Rumahku di ujung barat Papua, aku tinggal bersama sebelas saudaraku dan kita genap dua belas bersaudara. Kerukunan, ketentraman, kedamaian yang selalu menghibur diriku dan keluargaku saat itu. Dan rumahku di kenal tetanggaku sebagai rumah tua, rumah yang menyimpan banyak sejarah komoditas yang sering ku sebut dalam bahasa ku henggi atau di kenal tetangga ku pala.
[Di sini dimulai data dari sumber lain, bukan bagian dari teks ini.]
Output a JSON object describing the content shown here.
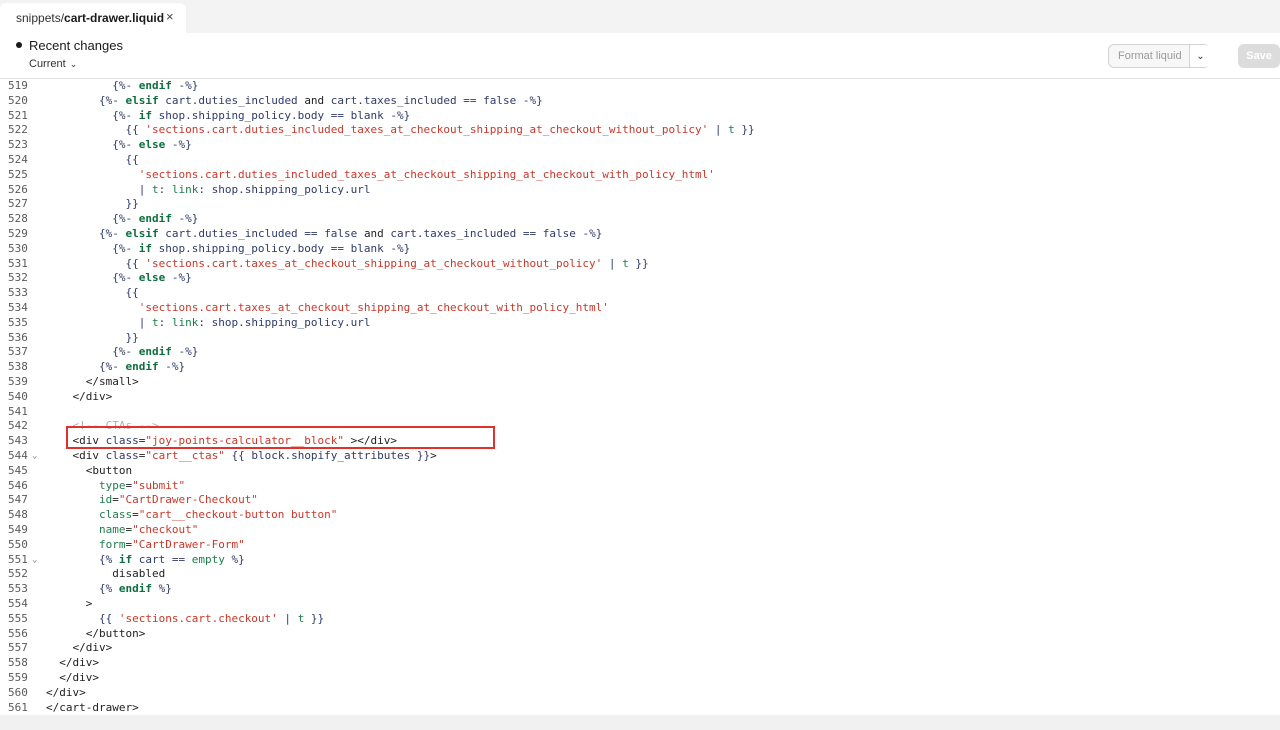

Rumahku kemudian terkenal menjadi rumah strategis sentra perdagangan rempah-rempah dunia kala itu.

Waktu berlalu tahun berganti globalisasi menghampiri rumahku, rumahku pun mulai di penuhi orang yang tidak ku kenal, semua kerukunan ketentraman kedamaian yang dulunya terlestarikan mulai perlahan menghilang, dan lebih mirisnya lagi mereka masuk di rumahku tanpa sepengetahuanku, mereka melakukan semua hal seenaknya rumahku di gebrek, di curi, di rampas, kebenaran di bungkam hukum pun dapat di beli dari orang-orang yang tak kukenal itu. Mereka mulai membangun komunikasi antara mereka tanpa sepengetahuan aku dan keluargaku, hingga yang terjadi saat ini aku dan keluargaku di anak tirikan, terlantar seperti rumah tak bertuan.

Orang-orang itu pun berusaha mengkalaim isi dalam rumahku menjelma menjadi penghuni rumahku agar mereka menghakimi warisanku, mereka datangkan yang namanya OTSUS, keluarga serta tetangga rumahku bahkan tidak tahu apa itu otsus? Mereka tamba mempersulit kehidupan ku sehari-hari, menjadikan rumahku sebagai tempat bisnis oleh sekolompok orang-orang yang tidak ku kenal itu.

Otsus membuatku tak mengenal siapa keluargaku, siapa saudaraku, bahkan mereka mengadu dombakan antara kita, menciptakan konfilik horisontal antara kita, mengacaukan kebersamaan aku dan keluaragaku.

Mereka mendatangkan otsus dengan alasan bahwa akan mensejahterakan keluargaku dan tetanggaku namun apa yang terjadi semua hanyalah omongan bibir yang tak kesampaian di hati, mereka membunuhku secara perlahan-lahan. Dinamika otsus yang terjadi di rumahku tamba mempersulit keluarga dan tetanggaku.

Disaat aku dan keluargaku mulai temukan suasana yang membuat ku bertanya mengapa aku dan keluargaku mengalami hal ini? Disitula aku mulai sadar betapa kejamnya orang-orang yang datang di rumahku dengan tujuan yang merusak keluarga dan tetanggaku, dan sekarang nasipku hanyalah ibarat luka yang diobati namun tak pernah ada sembuh-sembunya. RUMAHKU ISTANAKU

Rumah tua yang selalu ku dambakan, rumah tua yang selalu ku rindukan, rumah tua yang selalu mengajar ku arti sosialisme, budaya yang sudah menjadi bagian dari nafasku, dan mengajari ku arti kebersamaan dalam keberagamaan.